Sous le coup de quatre inculpations au Japon pour corruption, Carlos Ghosn réside dans une villa de Tokyo dont l'entrée et la sortie sont surveillées par caméra par la police pour l'empêcher de fuir. Ses trois passeports français, libanais et brésilien sont alors conservés par ses avocats.

Mais, une autorisation exceptionnelle du tribunal lui permet de conserver un deuxième passeport français dans un étui fermé par un code secret, connu de ses seuls avocats.

Le 29 décembre, Carlos Ghosn entame sa fuite du pays, préparée depuis six mois. D'après les images de la vidéosurveillance, Carlos Ghosn quitte sa résidence vers 14h30, coiffé d'un chapeau et portant un masque chirurgical. Il rejoint l'hôtel Grand Hyatt de Tokyo, dans lequel ils rencontrent des "musiciens" qui sont en réalité ses complices.

A la fin du "concert", ils dissimulent le millardaire dans une malle pour instruments de musique percée de 70 trous. Il voyage ensuite en train jusqu'à un aéroport de province puis empreinte un jet en direction de la Turquie vesr 23 heures. Une manière d'éviter les contrôles de sécurité des bagages. Un complice, cadre de la compagnie aérienne privée turque MNG, est alors chargé du transit vers un second jet privé en direction de Beyrouth.

• Suites judiciaires

La justice japonaise émet des mandats d'arrêt relayés par Interpol contre lui, trois complices présumés et son épouse Carole Ghosn. Le 9 janvier 2020, la justice libanaise interdit à Carlos Ghosn de quitter le pays, qui n'extrade pas ses ressortissants.

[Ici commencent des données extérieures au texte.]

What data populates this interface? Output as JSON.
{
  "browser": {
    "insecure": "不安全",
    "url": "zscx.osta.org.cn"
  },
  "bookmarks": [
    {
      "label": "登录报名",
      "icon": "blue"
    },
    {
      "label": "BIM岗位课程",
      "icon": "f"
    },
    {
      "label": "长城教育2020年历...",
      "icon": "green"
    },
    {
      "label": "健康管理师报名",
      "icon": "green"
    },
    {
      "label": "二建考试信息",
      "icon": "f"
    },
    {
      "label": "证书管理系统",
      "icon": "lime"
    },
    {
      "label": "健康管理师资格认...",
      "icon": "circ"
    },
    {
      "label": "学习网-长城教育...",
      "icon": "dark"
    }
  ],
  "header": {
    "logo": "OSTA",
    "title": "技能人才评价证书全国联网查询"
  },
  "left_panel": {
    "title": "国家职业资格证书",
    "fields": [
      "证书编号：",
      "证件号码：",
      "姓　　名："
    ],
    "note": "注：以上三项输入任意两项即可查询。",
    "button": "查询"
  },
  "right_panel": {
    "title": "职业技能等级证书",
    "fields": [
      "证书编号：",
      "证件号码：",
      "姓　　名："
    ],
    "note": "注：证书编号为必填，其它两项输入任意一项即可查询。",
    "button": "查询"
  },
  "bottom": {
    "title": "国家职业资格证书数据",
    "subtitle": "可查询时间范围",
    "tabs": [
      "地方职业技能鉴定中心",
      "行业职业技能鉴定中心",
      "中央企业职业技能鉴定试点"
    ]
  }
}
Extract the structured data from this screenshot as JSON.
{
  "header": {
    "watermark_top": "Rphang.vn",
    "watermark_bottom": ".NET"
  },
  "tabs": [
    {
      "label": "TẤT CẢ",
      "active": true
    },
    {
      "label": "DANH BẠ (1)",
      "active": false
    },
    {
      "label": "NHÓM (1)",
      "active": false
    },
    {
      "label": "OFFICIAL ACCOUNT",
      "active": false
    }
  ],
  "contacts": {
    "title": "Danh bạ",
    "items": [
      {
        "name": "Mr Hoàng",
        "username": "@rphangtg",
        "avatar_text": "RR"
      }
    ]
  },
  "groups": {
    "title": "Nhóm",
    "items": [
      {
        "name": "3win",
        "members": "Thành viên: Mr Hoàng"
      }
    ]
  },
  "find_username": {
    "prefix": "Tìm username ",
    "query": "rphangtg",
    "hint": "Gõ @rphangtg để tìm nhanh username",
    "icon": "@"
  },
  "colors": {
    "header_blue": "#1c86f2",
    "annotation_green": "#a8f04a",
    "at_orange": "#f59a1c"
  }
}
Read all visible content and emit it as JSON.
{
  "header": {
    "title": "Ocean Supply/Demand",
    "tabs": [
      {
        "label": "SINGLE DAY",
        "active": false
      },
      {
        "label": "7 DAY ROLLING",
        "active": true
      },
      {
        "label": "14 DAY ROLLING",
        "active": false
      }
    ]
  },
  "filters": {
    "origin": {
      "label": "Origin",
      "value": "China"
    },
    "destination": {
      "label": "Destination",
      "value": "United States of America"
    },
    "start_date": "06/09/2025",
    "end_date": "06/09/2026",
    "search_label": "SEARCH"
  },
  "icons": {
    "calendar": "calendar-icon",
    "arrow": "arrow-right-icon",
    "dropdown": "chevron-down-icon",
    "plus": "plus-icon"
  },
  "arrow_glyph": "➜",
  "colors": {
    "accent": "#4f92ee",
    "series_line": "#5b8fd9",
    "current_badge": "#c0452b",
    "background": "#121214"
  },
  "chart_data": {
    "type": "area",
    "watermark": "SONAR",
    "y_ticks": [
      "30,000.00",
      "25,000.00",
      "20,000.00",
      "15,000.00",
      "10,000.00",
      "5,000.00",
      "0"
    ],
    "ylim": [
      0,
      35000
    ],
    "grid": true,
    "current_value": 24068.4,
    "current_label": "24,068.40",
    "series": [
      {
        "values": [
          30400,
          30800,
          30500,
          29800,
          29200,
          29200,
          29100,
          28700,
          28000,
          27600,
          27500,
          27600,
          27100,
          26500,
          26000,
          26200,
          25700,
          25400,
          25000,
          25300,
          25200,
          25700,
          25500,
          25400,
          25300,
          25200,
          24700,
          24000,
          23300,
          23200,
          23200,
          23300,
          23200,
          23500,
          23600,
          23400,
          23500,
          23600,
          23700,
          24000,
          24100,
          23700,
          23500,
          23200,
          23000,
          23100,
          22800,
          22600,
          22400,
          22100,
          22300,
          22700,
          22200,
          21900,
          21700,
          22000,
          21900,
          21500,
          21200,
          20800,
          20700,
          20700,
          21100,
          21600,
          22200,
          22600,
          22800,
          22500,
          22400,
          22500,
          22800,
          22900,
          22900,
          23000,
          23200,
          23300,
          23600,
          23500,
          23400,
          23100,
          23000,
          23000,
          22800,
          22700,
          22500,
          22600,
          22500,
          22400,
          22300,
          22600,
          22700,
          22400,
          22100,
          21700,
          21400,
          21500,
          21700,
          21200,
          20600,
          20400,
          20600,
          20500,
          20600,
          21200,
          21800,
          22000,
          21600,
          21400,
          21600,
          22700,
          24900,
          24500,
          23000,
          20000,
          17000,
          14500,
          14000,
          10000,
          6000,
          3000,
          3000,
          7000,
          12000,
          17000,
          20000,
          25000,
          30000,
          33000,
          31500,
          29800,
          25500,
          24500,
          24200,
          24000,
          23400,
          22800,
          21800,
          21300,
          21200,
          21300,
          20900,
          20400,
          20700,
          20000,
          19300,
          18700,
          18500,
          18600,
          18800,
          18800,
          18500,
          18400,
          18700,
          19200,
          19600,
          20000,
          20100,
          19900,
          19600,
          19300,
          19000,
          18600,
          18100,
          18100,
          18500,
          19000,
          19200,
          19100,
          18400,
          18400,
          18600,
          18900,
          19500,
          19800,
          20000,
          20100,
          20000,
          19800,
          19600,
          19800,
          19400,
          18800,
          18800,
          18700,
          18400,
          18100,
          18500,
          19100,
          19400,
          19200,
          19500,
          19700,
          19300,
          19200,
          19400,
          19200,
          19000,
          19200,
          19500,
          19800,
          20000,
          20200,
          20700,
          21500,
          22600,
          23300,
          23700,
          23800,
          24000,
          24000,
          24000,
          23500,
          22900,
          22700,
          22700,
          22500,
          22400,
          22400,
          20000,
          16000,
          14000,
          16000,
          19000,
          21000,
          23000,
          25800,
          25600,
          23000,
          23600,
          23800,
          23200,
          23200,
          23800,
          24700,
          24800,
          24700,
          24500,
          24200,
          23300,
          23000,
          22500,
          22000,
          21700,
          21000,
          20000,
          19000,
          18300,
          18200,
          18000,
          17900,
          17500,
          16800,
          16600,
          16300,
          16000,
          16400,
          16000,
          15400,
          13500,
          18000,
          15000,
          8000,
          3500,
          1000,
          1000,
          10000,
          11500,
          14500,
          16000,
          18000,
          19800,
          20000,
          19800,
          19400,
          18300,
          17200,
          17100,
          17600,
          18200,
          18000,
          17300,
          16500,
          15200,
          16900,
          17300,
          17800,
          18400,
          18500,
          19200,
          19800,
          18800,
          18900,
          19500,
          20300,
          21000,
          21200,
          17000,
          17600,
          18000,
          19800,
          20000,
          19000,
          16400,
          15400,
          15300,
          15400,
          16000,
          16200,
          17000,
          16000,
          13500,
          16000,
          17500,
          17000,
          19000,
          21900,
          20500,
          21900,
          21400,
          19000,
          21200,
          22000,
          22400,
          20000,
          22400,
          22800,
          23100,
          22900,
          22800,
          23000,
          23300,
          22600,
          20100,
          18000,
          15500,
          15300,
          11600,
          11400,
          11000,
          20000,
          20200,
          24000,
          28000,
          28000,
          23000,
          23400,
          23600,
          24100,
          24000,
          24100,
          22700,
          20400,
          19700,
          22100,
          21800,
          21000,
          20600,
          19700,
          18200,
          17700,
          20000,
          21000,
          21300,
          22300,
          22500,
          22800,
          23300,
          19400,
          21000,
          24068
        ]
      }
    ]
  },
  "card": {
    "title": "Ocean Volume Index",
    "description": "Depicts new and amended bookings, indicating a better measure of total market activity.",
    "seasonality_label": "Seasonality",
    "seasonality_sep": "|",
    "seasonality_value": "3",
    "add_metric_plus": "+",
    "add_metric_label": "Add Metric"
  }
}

Carlos Ghosn déclare ne pas avoir "fui la justice", mais s’être "libéré de l'injustice et de la persécution politique", et se félicite de pouvoir enfin communiquer librement avec les médias, ce qu'il fait à plusieurs reprises.

Le 10 février 2020, Carlos Ghosn réclame devant un tribunal néerlandais 15 millions d'euros d'indemnités à Nissan et Mitsubishi Motors pour rupture abusive de son contrat. Un an plus tard, le millardaire est finalement condamné aux Pays-Bas à rembourser 5 millions d'euros à Nissan et Mitsubishi Motors.

Par ailleurs, l'ex-PDG engage aussi en France une procédure aux prud'hommes, réclamant à Renault 250.000 euros d'indemnité provisionnelle de départ à la retraite.

Du 31 mai au 4 juin 2021, il est auditionné à Beyrouth par des juges d'instruction français sur divers dossiers le concernant en France. Mais il ne peut être mis en examen hors du territoire français.

Carlos Ghosn est désormais visé par un mandat d'arrêt international. Une procédure d'extradition qui permet à un Etat, en l'occurrence la France, de demander à un Etat hors de l'Union européenne le rapatriement de la personnes visée. Mais le Liban, dont Carlos Ghosn a la nationalité, n'extrade pas ses ressortissants et aucune convention d'entraide judiciaire ne lie le pays à la France. Tant que Carlos Ghosn ne quitte pas le Liban, il ne risque donc pas grand chose.